Marissa Alexander released from Fla. jail on bond
JACKSONVILLE, Fla. - Marissa Alexander, the Florida woman awaiting a new trial in a controversial "stand your ground" has been released on a $200,000 bond.
First Coast News reports that Marissa Alexander was released from jail Wednesday. According to the Duval County Clerk of Court, she must remain under house arrest and electronic monitoring while awaiting trial.
In 2012, Alexander was sentenced to a mandatory 20-year prison sentence for firing what she insisted was a warning shot during a fight with her husband. She tried to invoke Florida's "stand your ground" law but the judge threw out her self-defense claim, noting that she could have run out of the house to escape her husband but instead got the gun and went back inside.
An appeals court ruled in September that the judge in the case gave improper jury instructions and a new trial has been set for next year.
Alexander's supporters, including the NAACP and advocates for victims of domestic violence, have compared the case to the trial of George Zimmerman, who recently was acquitted in the fatal shooting of Trayvon Martin. Both cases have brought into question the state's "stand your ground" law, which generally allows people to use deadly force if they feel threatened.

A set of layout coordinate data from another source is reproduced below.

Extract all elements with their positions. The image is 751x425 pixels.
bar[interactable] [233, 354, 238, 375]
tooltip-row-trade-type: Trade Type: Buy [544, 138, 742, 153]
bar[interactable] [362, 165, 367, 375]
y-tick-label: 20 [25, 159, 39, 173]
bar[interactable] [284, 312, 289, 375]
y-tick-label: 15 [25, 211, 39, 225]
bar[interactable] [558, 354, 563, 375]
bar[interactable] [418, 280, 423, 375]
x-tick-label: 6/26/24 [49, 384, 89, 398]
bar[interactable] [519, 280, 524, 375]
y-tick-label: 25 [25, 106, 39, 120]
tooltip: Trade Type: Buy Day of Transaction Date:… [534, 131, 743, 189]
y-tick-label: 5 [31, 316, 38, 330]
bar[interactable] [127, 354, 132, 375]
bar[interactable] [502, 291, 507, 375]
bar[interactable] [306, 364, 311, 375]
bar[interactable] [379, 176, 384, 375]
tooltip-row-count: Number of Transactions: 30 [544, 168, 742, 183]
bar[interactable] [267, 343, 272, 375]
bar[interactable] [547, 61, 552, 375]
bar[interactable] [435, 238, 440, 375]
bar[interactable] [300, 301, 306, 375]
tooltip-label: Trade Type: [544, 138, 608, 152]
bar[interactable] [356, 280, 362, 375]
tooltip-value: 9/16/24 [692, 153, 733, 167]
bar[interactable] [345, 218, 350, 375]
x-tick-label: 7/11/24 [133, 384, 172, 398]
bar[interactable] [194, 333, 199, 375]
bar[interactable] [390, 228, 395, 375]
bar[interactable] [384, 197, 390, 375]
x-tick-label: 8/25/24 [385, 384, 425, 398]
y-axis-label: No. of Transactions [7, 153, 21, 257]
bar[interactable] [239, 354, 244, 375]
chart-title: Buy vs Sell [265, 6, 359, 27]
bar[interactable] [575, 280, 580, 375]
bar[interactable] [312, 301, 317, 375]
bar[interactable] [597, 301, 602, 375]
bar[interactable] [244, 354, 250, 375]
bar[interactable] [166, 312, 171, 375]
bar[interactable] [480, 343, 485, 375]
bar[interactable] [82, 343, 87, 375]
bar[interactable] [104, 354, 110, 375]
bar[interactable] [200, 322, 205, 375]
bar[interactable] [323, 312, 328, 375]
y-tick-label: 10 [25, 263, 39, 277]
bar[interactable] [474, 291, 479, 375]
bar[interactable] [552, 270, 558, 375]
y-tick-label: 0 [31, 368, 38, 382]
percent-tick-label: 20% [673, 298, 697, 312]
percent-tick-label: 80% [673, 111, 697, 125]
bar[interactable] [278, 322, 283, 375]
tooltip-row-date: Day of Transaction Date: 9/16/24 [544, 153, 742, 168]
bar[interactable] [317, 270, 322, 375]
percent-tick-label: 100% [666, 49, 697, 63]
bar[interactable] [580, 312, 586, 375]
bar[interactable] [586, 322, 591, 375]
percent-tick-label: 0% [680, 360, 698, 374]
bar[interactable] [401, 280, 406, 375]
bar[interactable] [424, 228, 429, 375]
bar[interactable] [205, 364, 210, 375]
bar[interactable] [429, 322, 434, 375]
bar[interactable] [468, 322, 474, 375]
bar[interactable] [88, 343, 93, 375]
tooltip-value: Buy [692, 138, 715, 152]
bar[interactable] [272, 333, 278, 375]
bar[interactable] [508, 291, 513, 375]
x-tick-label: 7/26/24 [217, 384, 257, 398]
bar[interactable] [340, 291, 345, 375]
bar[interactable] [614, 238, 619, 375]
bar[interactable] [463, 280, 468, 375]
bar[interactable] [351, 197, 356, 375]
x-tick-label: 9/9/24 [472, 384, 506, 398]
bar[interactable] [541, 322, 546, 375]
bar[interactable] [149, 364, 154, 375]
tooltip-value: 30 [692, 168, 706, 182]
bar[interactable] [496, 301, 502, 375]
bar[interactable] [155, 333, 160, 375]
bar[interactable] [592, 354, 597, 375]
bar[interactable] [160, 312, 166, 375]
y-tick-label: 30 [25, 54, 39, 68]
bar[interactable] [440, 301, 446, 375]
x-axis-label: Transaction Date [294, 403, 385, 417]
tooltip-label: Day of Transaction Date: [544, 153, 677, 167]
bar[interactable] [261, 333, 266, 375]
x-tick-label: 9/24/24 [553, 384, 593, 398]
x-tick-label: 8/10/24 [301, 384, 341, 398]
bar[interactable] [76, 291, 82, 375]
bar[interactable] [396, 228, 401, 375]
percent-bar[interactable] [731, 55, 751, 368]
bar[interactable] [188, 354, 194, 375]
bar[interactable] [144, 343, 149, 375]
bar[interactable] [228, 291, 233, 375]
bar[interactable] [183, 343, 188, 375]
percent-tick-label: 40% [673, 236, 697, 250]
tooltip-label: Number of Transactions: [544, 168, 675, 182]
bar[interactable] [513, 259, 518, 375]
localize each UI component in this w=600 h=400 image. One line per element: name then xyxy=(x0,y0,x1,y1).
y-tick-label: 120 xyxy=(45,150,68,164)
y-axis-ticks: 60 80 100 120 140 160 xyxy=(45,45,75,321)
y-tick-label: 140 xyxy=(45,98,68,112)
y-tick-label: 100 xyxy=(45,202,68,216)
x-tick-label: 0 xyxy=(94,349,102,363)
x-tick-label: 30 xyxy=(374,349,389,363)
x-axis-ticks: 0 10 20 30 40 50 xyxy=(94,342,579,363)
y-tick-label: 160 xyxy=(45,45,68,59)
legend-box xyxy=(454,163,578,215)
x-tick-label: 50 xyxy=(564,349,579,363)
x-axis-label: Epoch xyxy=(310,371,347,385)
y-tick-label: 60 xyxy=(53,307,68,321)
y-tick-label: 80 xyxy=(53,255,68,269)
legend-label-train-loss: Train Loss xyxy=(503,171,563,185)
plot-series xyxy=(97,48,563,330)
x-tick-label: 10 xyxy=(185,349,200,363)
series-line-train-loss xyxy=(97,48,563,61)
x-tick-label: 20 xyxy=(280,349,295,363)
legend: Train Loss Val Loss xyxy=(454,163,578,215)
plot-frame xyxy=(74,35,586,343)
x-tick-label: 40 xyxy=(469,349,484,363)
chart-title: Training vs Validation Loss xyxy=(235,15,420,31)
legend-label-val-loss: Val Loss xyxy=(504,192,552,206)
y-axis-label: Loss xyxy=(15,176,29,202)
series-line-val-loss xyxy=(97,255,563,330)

Alexander, who had never been arrested before, has said she fired a bullet at a wall in 2010 to scare off her husband when she felt he was threatening her. No one was hurt, but the judge in the case said he was bound by state law to sentence her to 20 years in prison after she was convicted of aggravated assault with a deadly weapon.
Alexander had rejected a plea deal that would have resulted in a three-year prison sentence and chose to go to trial. A jury deliberated 12 minutes before convicting her.
Alexander was also charged with domestic battery four months after the shooting in another assault on her husband. She pleaded no contest and was sentenced to time served.
State Attorney Angela Corey, who oversaw the prosecution of George Zimmerman in the shooting death of Trayvon Martin, has stood by the handling of Alexander's case. Corey said she believes that Alexander aimed the gun at the man and his two sons, and that the bullet she fired could have ricocheted and hit any of them.
Alexander's father, Raoul Jenkins, told Crimesider in a 2012 interview that his daughter had had a licensed gun for years and the two had been to the shooting range together.
"If Marissa wanted to shoot anybody she could," Jenkins says. "But that was not her intent. Her intent was to diffuse the situation without anyone getting hurt or killed."